Jörg-Huffschmid-Preis 2023
Moritz Kuhles und Patrick Kaczmarczyk wurden für ihre hervorragenden Arbeiten in den Sozialwissenschaften mit dem diesjährigen Jörg-Huffschmid-Preis ausgezeichnet.
Die Auszeichnung im Gedenken an das wissenschaftliche Werk und das gesellschaftspolitische Engagement des 2009 verstorbenen Bremer Ökonomen Jörg Huffschmid wird alle zwei Jahre durch die Arbeitsgruppe Alternative Wirtschaftspolitik, Attac Deutschland, die EuroMemo-Gruppe und die Rosa-Luxemburg-Stiftung vergeben.
Moritz Kuhles hat in seiner Masterarbeit «Von der Geldware zur Geldpolitik. Über das Maß der Werte nach der Demonetisierung des Goldes» überzeugend dargestellt, dass auch das heutige, nicht mehr an die Geldware Gold gebundene Geldsystem logisch widerspruchsfrei auf der Basis der marxschen Werttheorie erklärt werden kann. Indem er die marxsche Wertformanalyse weiterentwickelt, zeigt Moritz Kuhles, wie in den modernen kapitalistischen Gesellschaften de facto ein repräsentativer Warenkorb, der statistisch ermittelt wird, als Maß der Werte fungiert. Eine zentrale Funktionsbedingung dafür ist die Gewährleistung der Preisstabilität, die vorrangige Aufgabe der Geldpolitik der Zentralbanken ist. Moritz Kuhles vermittelt durch seine Arbeit Einsichten in das Wesen der Geldpolitik, die gerade angesichts der gegenwärtigen, relativ hohen Inflationsraten von großer Bedeutung sind. Er stützt sich nicht nur auf Marx, sondern analysiert die geldtheoretischen Debatten der Zeit zwischen den Weltkriegen, in der die Ablösung vom Goldstandard erfolgte. Durch seine kritische Auseinandersetzung mit den Arbeiten von Irving Fisher und John Maynard Keynes entwickelt er die Kritik der politischen Ökonomie weiter.

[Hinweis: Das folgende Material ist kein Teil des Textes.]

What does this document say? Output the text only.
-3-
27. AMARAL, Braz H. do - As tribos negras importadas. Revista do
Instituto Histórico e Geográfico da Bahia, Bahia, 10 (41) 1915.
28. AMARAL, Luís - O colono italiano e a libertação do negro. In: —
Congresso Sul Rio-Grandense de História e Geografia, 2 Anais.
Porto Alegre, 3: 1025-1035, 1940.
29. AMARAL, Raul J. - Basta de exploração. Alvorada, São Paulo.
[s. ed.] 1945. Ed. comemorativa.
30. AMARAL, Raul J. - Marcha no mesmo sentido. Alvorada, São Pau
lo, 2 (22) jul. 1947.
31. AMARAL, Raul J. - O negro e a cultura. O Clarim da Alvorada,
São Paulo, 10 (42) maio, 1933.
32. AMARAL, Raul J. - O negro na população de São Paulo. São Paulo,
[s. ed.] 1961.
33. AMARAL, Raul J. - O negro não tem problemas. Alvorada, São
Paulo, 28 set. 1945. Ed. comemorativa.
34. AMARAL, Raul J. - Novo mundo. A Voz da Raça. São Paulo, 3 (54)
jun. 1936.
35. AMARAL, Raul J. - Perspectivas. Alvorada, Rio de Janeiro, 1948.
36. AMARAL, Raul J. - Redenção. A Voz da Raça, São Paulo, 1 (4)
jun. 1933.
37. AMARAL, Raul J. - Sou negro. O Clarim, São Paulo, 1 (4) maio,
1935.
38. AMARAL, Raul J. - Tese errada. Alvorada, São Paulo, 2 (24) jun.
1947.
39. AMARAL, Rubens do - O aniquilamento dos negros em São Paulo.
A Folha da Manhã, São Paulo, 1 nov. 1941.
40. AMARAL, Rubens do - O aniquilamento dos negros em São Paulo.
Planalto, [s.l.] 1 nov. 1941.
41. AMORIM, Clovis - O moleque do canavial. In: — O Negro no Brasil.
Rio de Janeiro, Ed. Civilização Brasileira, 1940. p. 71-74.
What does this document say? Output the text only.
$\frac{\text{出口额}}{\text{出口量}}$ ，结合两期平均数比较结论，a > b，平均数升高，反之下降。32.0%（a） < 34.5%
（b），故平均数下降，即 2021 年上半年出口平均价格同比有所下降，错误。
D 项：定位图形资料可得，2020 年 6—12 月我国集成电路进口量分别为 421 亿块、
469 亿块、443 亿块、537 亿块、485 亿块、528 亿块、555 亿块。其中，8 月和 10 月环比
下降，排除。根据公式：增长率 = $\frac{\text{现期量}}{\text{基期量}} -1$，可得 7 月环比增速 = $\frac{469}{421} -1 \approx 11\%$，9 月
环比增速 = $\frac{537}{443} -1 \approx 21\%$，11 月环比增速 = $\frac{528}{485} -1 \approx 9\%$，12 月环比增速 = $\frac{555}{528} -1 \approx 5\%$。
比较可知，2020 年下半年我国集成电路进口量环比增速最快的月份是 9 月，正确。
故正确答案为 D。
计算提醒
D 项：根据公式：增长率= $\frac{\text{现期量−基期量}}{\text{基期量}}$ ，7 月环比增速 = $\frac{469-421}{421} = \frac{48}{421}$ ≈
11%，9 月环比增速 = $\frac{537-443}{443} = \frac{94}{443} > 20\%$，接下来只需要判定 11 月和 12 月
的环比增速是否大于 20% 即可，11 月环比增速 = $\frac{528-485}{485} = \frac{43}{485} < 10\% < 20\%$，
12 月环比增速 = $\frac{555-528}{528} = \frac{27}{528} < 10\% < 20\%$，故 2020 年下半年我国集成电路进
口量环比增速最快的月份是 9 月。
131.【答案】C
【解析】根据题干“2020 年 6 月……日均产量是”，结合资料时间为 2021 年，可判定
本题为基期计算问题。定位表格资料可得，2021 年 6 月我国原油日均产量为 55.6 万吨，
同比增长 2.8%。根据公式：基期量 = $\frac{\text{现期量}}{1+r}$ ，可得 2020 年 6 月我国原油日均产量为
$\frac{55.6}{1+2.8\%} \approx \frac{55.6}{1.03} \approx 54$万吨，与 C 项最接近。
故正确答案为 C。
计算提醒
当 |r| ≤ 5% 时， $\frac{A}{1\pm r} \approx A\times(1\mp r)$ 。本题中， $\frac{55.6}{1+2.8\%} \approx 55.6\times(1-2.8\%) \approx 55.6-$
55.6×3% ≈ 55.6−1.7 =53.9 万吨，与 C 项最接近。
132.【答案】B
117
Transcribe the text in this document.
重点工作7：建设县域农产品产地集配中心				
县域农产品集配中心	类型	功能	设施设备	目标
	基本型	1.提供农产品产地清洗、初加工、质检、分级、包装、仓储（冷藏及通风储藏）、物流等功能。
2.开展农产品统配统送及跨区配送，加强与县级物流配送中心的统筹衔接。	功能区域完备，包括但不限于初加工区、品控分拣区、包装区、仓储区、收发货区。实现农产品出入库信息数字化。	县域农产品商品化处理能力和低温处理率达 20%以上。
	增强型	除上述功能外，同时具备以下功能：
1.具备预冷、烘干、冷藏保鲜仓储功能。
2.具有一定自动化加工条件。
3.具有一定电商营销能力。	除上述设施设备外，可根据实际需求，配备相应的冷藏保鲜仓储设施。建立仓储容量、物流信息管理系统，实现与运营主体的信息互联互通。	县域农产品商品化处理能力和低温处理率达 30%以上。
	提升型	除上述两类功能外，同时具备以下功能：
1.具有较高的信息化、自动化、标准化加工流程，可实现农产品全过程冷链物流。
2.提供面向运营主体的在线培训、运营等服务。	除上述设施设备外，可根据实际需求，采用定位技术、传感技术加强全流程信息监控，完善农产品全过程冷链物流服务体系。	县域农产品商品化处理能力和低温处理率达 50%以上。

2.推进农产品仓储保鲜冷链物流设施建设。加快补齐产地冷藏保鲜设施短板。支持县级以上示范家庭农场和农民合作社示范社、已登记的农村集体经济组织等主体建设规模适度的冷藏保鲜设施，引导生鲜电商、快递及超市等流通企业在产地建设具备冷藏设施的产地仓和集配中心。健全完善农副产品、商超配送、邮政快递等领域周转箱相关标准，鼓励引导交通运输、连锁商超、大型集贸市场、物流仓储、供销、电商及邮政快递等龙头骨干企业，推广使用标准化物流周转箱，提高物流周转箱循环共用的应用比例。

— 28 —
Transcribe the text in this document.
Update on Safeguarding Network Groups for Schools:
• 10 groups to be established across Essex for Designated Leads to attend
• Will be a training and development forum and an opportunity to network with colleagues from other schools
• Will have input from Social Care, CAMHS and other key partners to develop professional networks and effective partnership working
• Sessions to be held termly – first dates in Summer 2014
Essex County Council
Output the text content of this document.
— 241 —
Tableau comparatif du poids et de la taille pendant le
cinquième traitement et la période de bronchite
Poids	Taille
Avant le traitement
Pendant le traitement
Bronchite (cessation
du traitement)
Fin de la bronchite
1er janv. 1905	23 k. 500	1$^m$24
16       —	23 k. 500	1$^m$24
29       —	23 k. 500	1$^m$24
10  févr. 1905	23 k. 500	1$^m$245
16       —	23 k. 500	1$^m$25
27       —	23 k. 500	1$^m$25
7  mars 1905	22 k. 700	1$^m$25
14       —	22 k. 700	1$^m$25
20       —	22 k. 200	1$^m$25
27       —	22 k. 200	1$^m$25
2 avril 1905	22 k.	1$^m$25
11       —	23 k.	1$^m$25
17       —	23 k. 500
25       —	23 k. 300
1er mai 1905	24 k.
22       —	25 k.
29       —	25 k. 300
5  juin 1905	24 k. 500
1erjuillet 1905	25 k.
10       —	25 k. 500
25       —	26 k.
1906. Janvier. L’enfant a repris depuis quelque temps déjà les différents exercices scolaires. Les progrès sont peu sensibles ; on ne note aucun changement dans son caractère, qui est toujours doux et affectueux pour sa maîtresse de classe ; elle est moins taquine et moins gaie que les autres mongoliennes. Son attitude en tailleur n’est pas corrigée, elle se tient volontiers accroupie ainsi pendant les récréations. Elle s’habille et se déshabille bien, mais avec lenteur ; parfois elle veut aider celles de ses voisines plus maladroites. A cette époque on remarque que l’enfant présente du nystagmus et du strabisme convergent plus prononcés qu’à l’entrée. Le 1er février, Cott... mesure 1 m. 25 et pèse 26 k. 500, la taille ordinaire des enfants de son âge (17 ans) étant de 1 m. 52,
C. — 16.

Patrick Kaczmarczyk zeigt in seiner Dissertation «Growth models in a world of international trade and capital flows», wie transnationale Konzerne die Transformation der Europäischen Union prägen. Seine empirische Untersuchung konzentriert sich auf den Konkurrenzkampf der großen Automobilhersteller in Deutschland und Frankreich. Er stellt dar, wie die Finanzialisierung der Unternehmensstrategien, die Integration der osteuropäischen Niedriglohnstandorte in die Produktionsnetzwerke der transnationalen Konzerne, ihr Lobbyismus in Brüssel und Entscheidungen der EU-Institutionen im Sinne der Industrie genutzt wurden, um kurzfristige Renditen zu erzielen. Er weist nach, dass die Überlegenheit der deutschen Automobilindustrie gegenüber der französischen vor allem aus günstigeren Refinanzierungsbedingungen und aus der Lohnrepression der deutschen und osteuropäischen Arbeitnehmerschaft resultiert, die es der deutschen Automobilindustrie erlaubt haben, ihre Produktion im Inland zu halten. Patrick Kaczmarczyk verbindet in seiner Dissertation in hervorragender Weise Analysen auf der Mikroebene der Unternehmen und auf der Makroebene der Nationalstaaten, der Europäischen Union und des Weltmarktes. Er integriert Gesichtspunkte der Internationalen Politischen Ökonomie und der Vergleichenden Politischen Ökonomie und analysiert in beispielhafter Weise den gegenwärtigen, finanzialisierten Kapitalismus. Die Arbeit verdeutlicht, welche Hindernisse für eine sozialökologische Transformation im Bereich der Mobilität bestehen.